Rich Schaffer, senior vice president of the West Virginia Credit Union League, was the moderator and put me and my fellow panelists — Doug Hess of Clear Channel radio and Bruce Layman of WTAP — through our paces.

The questions were straightforward and hopefully the answers were just as honest ... I believe they were.

The media is a competitive business, but that doesn't mean those of us in it don't want to do what is best for the communities in which we live and serve.

All three of us have similar problems: a limited staff to cover all the news we suspect might be interesting to our readers/viewers/listeners and limited space or air time to get all the potential news to our public.

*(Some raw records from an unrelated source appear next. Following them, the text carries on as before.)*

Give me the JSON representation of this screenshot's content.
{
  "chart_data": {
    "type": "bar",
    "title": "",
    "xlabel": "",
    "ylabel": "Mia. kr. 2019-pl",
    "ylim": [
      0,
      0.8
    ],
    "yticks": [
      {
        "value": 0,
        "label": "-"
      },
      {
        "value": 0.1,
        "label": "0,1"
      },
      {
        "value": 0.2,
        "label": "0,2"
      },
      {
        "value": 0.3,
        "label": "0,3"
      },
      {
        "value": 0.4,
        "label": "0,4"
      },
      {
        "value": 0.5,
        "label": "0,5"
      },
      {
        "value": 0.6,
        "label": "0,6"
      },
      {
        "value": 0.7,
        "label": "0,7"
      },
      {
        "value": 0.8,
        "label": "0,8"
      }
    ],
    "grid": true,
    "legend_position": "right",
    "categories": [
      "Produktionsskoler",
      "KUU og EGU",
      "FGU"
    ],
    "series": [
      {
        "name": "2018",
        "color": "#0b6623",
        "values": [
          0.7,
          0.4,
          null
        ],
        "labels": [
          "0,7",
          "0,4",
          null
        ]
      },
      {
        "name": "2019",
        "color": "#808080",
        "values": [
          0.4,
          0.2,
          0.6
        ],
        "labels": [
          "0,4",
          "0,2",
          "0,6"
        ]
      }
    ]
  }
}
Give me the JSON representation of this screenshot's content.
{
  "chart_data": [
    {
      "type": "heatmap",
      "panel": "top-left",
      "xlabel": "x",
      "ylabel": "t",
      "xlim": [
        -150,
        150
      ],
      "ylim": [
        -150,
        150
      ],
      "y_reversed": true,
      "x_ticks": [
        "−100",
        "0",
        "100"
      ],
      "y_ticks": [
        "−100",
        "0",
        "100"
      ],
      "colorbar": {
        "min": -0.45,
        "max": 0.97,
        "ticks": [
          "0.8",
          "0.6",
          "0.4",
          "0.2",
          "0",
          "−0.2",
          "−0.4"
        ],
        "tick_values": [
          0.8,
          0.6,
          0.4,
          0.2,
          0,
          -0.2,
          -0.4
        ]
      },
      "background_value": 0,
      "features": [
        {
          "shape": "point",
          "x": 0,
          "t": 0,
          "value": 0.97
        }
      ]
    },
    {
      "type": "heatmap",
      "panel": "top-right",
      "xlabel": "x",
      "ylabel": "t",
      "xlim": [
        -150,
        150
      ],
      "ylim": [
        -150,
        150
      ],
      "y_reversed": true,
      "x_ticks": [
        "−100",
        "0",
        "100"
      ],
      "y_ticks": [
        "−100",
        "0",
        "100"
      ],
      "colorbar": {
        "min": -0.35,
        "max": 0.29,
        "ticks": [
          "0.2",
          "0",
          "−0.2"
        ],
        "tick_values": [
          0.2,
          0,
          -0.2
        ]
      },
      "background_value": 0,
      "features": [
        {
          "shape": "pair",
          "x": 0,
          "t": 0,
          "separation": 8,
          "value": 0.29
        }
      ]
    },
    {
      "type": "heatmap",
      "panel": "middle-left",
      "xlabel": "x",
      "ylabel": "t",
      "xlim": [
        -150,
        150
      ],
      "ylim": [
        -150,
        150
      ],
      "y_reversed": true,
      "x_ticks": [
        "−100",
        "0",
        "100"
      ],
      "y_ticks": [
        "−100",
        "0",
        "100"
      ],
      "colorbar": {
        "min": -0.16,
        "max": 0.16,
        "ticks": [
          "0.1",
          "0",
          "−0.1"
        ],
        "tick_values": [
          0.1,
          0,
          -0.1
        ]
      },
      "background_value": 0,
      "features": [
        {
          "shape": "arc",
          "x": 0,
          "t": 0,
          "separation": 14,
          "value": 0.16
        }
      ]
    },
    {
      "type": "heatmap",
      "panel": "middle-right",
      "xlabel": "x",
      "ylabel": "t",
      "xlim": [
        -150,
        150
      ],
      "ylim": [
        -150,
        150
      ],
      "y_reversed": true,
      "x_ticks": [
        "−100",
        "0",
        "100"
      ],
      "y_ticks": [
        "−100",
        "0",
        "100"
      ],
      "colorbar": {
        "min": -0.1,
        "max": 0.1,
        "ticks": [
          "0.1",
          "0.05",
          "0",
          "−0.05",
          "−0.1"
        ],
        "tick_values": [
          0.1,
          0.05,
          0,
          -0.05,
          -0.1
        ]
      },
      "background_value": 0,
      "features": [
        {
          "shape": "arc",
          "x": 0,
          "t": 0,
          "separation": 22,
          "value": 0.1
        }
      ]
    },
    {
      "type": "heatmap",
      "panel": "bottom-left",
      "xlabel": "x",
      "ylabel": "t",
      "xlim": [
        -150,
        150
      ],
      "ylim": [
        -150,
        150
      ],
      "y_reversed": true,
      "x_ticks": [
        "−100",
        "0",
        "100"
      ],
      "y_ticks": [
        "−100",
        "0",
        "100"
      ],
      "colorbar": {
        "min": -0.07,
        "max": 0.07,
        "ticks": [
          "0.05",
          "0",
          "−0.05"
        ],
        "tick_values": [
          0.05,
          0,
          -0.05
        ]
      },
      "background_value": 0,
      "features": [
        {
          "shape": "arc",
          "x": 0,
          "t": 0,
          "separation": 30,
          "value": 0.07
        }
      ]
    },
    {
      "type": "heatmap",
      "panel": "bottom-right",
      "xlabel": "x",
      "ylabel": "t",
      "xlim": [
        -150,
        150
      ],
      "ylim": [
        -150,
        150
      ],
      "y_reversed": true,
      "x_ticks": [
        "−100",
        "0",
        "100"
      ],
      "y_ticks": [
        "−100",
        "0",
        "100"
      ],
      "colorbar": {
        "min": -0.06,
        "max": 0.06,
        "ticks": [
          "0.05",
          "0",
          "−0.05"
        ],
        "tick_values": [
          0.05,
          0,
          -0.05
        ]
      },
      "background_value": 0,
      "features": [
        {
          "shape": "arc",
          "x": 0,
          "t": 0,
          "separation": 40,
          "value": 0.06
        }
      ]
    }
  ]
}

Every news story/event is competing with every other news story and event for staff time and newspaper space or electronic media air time ... and what we term "best news judgment" is what decides what is covered and published or aired. It's not an exact science, but it's the only way to balance what local news is covered along with available state, national and international news in the available daily space or air time.

Obviously, I love talking about the newspaper industry in general and The News and Sentinel in specifics. The newspaper industry is what I've been doing for nearly 40 years and I can't think of anything I'd rather me doing, even though sometimes in feels too much like I'm hitting myself in the head with a hammer.

I hope the three of us were able to help the attendees at the VAC seminar, which I also hope will result in more and better information getting out to the public through the three news mediums represented on the panel.